Suena el silbato, la gente se apura, el pañuelo verde se sacude. Unos corren para llegar; otros, resignados, resoplan y caminan.
El tren arranca, la gente se amucha, el frío casi no se siente.
El paisaje baila entre las ventanas apenas unos segundos, para perderse luego en la distancia de otros vagones, de otros trenes.
Auriculares puestos, vista perdida en algún lugar adelante, en ese extraño juego de marcos encimados e infinitos que atraviesa el enorme gusano metálico.
El tiempo ya no se mide en minutos, sino en estaciones, combinaciones, salidas, entradas, escaleras, rampas.
La vida parece detenerse y al mismo tiempo avanzar demasiado rápido.
Como si de alguna manera el aire supiese lo que está a punto de pasar, se condensa, se hace pesada. Huele a dolor.
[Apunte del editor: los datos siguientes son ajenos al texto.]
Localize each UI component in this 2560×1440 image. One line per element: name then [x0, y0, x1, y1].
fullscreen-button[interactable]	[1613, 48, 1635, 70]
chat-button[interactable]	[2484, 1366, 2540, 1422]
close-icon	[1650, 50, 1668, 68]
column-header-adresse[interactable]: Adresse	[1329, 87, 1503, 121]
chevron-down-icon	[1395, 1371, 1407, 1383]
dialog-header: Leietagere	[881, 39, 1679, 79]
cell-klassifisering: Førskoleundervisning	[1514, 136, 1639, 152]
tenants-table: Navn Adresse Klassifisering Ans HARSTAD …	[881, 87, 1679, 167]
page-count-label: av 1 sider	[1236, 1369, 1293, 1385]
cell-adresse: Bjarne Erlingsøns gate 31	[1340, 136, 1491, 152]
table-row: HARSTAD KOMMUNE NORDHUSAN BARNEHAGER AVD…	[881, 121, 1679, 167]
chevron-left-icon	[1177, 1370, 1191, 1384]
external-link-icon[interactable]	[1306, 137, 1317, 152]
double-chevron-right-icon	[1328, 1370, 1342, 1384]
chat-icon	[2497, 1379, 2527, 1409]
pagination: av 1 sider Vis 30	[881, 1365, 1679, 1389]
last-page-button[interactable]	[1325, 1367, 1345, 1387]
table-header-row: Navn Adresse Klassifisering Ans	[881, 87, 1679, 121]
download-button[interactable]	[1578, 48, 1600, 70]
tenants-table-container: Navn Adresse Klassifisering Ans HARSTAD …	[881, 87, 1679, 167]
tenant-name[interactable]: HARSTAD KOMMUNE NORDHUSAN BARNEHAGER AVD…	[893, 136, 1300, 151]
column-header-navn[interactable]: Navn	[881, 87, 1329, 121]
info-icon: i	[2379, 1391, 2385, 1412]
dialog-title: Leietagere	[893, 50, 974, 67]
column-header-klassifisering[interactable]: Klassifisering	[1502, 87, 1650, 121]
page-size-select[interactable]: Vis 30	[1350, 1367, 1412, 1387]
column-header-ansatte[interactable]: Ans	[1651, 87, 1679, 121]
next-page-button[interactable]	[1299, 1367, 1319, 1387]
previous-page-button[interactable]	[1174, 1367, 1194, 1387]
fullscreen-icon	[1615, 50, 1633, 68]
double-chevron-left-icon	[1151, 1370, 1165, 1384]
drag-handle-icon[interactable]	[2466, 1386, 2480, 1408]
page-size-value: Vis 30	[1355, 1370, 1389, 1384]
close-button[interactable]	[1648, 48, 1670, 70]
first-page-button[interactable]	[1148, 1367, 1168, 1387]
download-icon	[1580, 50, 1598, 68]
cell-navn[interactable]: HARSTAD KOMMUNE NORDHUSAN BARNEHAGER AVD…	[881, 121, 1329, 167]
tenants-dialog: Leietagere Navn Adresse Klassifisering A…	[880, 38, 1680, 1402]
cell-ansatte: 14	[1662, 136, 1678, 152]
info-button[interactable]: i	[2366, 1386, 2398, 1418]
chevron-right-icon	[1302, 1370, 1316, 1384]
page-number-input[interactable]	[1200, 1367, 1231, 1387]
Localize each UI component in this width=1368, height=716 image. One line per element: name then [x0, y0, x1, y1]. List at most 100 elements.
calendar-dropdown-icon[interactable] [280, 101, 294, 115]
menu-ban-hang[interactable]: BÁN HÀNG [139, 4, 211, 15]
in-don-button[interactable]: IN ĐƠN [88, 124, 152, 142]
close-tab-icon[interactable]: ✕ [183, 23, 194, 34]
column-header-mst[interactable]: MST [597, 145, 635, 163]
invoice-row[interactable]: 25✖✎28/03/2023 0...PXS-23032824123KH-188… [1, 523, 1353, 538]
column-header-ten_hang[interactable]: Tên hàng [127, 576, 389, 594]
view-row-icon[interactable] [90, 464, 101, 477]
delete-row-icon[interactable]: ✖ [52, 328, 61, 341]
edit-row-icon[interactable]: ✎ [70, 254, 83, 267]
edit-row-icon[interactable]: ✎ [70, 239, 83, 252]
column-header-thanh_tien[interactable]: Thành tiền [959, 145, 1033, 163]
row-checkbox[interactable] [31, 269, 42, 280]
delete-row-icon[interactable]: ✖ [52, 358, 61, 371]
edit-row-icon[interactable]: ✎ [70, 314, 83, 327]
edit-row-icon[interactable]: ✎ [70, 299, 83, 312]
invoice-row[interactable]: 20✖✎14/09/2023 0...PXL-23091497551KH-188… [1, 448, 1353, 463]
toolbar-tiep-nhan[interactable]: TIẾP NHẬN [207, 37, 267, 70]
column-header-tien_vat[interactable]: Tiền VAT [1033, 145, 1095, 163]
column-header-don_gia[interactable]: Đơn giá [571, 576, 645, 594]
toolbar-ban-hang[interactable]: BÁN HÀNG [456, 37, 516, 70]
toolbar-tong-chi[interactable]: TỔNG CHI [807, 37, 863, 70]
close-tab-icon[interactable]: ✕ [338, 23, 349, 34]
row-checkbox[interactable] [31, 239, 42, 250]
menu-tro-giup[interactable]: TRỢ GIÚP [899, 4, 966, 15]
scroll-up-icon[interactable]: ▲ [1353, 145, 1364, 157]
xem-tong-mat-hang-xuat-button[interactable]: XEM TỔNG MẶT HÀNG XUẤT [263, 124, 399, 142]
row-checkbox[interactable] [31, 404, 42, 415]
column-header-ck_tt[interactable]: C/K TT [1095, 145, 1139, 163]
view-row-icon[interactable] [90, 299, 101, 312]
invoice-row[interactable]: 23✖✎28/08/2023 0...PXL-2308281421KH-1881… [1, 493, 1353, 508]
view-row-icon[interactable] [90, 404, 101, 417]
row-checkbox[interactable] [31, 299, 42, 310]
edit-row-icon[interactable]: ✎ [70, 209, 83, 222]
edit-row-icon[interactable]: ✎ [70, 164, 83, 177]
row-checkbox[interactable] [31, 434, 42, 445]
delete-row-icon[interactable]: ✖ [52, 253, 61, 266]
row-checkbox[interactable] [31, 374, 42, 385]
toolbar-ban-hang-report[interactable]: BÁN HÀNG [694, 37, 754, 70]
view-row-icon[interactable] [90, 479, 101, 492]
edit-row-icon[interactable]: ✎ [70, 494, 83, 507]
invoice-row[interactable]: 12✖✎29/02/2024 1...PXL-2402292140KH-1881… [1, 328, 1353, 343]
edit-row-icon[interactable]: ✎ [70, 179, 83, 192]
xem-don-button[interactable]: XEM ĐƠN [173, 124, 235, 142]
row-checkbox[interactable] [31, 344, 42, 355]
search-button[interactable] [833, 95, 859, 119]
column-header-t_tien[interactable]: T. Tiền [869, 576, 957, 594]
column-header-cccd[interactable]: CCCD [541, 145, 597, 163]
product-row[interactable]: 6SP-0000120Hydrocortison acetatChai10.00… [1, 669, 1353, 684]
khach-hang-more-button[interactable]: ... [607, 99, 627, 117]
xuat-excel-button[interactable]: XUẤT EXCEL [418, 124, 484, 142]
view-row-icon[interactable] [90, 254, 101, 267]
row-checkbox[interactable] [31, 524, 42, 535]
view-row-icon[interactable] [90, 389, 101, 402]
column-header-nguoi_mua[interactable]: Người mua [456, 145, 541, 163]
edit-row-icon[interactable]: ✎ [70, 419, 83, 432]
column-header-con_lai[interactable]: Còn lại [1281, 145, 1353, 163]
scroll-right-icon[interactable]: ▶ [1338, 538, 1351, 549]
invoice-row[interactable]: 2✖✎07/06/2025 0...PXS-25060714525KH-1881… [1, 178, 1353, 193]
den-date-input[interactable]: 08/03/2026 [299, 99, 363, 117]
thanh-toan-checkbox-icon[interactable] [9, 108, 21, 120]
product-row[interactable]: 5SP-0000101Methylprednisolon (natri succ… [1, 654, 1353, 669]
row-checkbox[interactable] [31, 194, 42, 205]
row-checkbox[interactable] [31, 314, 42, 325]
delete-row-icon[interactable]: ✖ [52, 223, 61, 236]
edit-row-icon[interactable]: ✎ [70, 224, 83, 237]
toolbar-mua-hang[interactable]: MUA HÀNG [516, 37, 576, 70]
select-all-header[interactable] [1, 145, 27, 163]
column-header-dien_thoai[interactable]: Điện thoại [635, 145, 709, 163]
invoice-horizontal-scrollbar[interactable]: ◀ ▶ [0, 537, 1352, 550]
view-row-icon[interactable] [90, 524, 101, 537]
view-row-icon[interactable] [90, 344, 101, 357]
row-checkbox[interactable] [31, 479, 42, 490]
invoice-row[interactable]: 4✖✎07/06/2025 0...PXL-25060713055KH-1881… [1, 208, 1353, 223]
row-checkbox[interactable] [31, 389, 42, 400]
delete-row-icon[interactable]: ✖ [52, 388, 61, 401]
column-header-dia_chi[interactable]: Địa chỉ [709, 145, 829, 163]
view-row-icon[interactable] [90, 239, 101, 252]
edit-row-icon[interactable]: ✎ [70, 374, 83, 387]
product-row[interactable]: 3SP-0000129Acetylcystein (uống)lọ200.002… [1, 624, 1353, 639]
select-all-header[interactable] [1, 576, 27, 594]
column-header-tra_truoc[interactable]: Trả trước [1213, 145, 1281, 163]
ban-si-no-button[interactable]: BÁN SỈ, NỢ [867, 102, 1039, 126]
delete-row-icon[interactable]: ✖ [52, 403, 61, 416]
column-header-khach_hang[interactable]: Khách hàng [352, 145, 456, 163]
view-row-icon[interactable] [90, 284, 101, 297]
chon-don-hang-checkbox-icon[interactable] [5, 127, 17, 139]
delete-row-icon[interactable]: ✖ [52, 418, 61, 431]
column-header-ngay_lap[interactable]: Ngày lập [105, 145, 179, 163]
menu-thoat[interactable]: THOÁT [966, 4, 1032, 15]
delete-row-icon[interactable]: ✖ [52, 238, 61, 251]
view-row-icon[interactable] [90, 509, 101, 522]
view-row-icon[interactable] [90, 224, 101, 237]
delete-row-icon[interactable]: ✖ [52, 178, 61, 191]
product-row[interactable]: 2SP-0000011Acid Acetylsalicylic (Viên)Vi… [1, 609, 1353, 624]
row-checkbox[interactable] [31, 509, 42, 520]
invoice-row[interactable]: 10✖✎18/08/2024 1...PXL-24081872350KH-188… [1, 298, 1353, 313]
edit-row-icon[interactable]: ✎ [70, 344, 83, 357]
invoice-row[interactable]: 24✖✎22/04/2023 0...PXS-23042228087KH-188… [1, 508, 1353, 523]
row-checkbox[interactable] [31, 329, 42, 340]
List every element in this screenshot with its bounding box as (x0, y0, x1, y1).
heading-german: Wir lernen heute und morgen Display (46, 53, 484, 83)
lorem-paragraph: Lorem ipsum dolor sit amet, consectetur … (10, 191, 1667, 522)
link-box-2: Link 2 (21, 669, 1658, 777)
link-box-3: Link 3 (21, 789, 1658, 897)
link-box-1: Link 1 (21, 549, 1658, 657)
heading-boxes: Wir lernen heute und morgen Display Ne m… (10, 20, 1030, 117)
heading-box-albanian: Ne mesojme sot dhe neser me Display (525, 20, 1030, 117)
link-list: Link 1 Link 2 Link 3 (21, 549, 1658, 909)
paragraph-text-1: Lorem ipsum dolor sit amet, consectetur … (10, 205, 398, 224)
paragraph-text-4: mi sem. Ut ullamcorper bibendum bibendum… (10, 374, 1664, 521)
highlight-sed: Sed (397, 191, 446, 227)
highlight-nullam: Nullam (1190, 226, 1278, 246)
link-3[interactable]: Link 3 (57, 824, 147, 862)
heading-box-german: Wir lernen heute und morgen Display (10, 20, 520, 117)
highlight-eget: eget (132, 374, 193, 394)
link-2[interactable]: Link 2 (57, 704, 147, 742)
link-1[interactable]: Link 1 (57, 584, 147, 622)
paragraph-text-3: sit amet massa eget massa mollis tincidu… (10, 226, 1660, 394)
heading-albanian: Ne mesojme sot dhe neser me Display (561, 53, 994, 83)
De repente hay gritos que duran apenas unos segundos y se apagan; los marcos infinitos se enciman demasiado y marean a la vista, el aire se baña en agonía y dolor con cada grito que resuena; pero más aún, con cada uno de los que se apaga. Ojos abiertos, ojos cerrados, cuerpos doloridos; otros ya sólo eso, cuerpos.